La commémoration du 1er mai de l’an dernier n’a pas véritablement eu lieu, pour raison de crise. Le rendez-vous de ce mardi 1er mai était donc très attendu aussi bien des travailleurs que
de l’ensemble des Ivoiriens. Cela devrait être la première occasion pour l’actuel occupant du palais présidentiel, au pouvoir depuis le 11 avril d’écouter véritablement les travailleurs
et échanger avec eux sur les questions liées au bien-être des travailleurs. Grande a donc été la surprise des Ivoiriens d’apprendre le voyage quasi improvisé d’Alassane Ouattara en France
(il est parti le dimanche), à la veille de la fête du travail. De deux choses, l’une. Soit Ouattara fuit les travailleurs ivoiriens, soit il refuse de les rencontrer parce qu’il éprouve
dédain et mépris pour ces derniers.
Sinon comment expliquer cette fuite en avant du chef de l’Etat, quand il est attendu sur une pléiade de préoccupations relatives à la situation des travailleurs ? Notamment, la
concrétisation des acquis des revendications passées, les avancements indiciaires sans effets financiers, la valse des licenciements abusifs et sur fond de rattrapage ethnique, les
travailleurs illégalement détenus dont le premier responsable de la centrale syndicale Dignité, Mahan Gahé Basile, la cherté de la vie, le problème de la Mugef-Ci, la sécurité sociale et
la hausse des cotisations, la sécurité des biens et des personnes, l’emploi des jeunes...
Face à toutes ces préoccupations somme toute légitimes des travailleurs, quel langage pouvait donc tenir Alassane Ouattara ? Quelles promesses ou mieux quelles solutions pouvait- il
encore sortir de sa besace ? Assurément aucune ! C’est donc un Alassane Ouattara sans solutions face aux problèmes réels posés, qui a préféré trouver «refuge» chez son ami
Sarkozy, déguisant sa fuite en avant sous le terme «séjour privé».
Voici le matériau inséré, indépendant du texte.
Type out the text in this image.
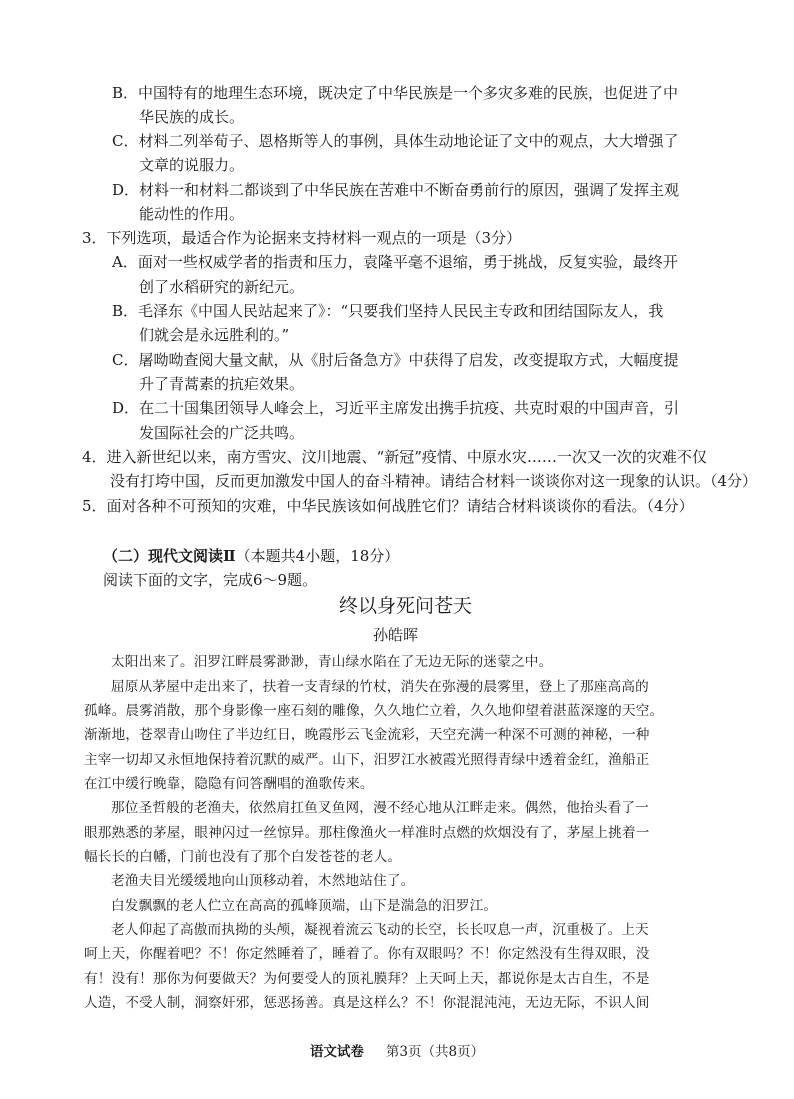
B．中国特有的地理生态环境，既决定了中华民族是一个多灾多难的民族，也促进了中
华民族的成长。
C．材料二列举荀子、恩格斯等人的事例，具体生动地论证了文中的观点，大大增强了
文章的说服力。
D．材料一和材料二都谈到了中华民族在苦难中不断奋勇前行的原因，强调了发挥主观
能动性的作用。
3．下列选项，最适合作为论据来支持材料一观点的一项是（3分）
A．面对一些权威学者的指责和压力，袁隆平毫不退缩，勇于挑战，反复实验，最终开
创了水稻研究的新纪元。
B．毛泽东《中国人民站起来了》：“只要我们坚持人民民主专政和团结国际友人，我
们就会是永远胜利的。”
C．屠呦呦查阅大量文献，从《肘后备急方》中获得了启发，改变提取方式，大幅度提
升了青蒿素的抗疟效果。
D．在二十国集团领导人峰会上，习近平主席发出携手抗疫、共克时艰的中国声音，引
发国际社会的广泛共鸣。
4．进入新世纪以来，南方雪灾、汶川地震、“新冠”疫情、中原水灾……一次又一次的灾难不仅
没有打垮中国，反而更加激发中国人的奋斗精神。请结合材料一谈谈你对这一现象的认识。（4分）
5．面对各种不可预知的灾难，中华民族该如何战胜它们？请结合材料谈谈你的看法。（4分）
（二）现代文阅读Ⅱ（本题共4小题，18分）
阅读下面的文字，完成6～9题。
终以身死问苍天
孙皓晖
太阳出来了。汨罗江畔晨雾渺渺，青山绿水陷在了无边无际的迷蒙之中。
屈原从茅屋中走出来了，扶着一支青绿的竹杖，消失在弥漫的晨雾里，登上了那座高高的
孤峰。晨雾消散，那个身影像一座石刻的雕像，久久地伫立着，久久地仰望着湛蓝深邃的天空。
渐渐地，苍翠青山吻住了半边红日，晚霞彤云飞金流彩，天空充满一种深不可测的神秘，一种
主宰一切却又永恒地保持着沉默的威严。山下，汨罗江水被霞光照得青绿中透着金红，渔船正
在江中缓行晚靠，隐隐有问答酬唱的渔歌传来。
那位圣哲般的老渔夫，依然肩扛鱼叉鱼网，漫不经心地从江畔走来。偶然，他抬头看了一
眼那熟悉的茅屋，眼神闪过一丝惊异。那柱像渔火一样准时点燃的炊烟没有了，茅屋上挑着一
幅长长的白幡，门前也没有了那个白发苍苍的老人。
老渔夫目光缓缓地向山顶移动着，木然地站住了。
白发飘飘的老人伫立在高高的孤峰顶端，山下是湍急的汨罗江。
老人仰起了高傲而执拗的头颅，凝视着流云飞动的长空，长长叹息一声，沉重极了。上天
呵上天，你醒着吧？不！你定然睡着了，睡着了。你有双眼吗？不！你定然没有生得双眼，没
有！没有！那你为何要做天？为何要受人的顶礼膜拜？上天呵上天，都说你是太古自生，不是
人造，不受人制，洞察奸邪，惩恶扬善。真是这样么？不！你混混沌沌，无边无际，不识人间
语文试卷 第3页（共8页）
Ce qui a fait dire au Pr Mamadou Koulibaly que ce déplacement de Ouattara, à la veille du 1er mai, était de trop. «J'aurais été à la place du président, je serais resté pour écouter
les travailleurs par ces temps de difficultés économiques, par ces temps de problèmes sociaux, surtout que plusieurs syndicats de travailleurs ont des plaintes. Le président serait resté
ici pour écouter les syndicalistes et essayer de trouver des solutions à ces problèmes», a déclaré le président de Lider, lors d’un séminaire de son parti tenu hier.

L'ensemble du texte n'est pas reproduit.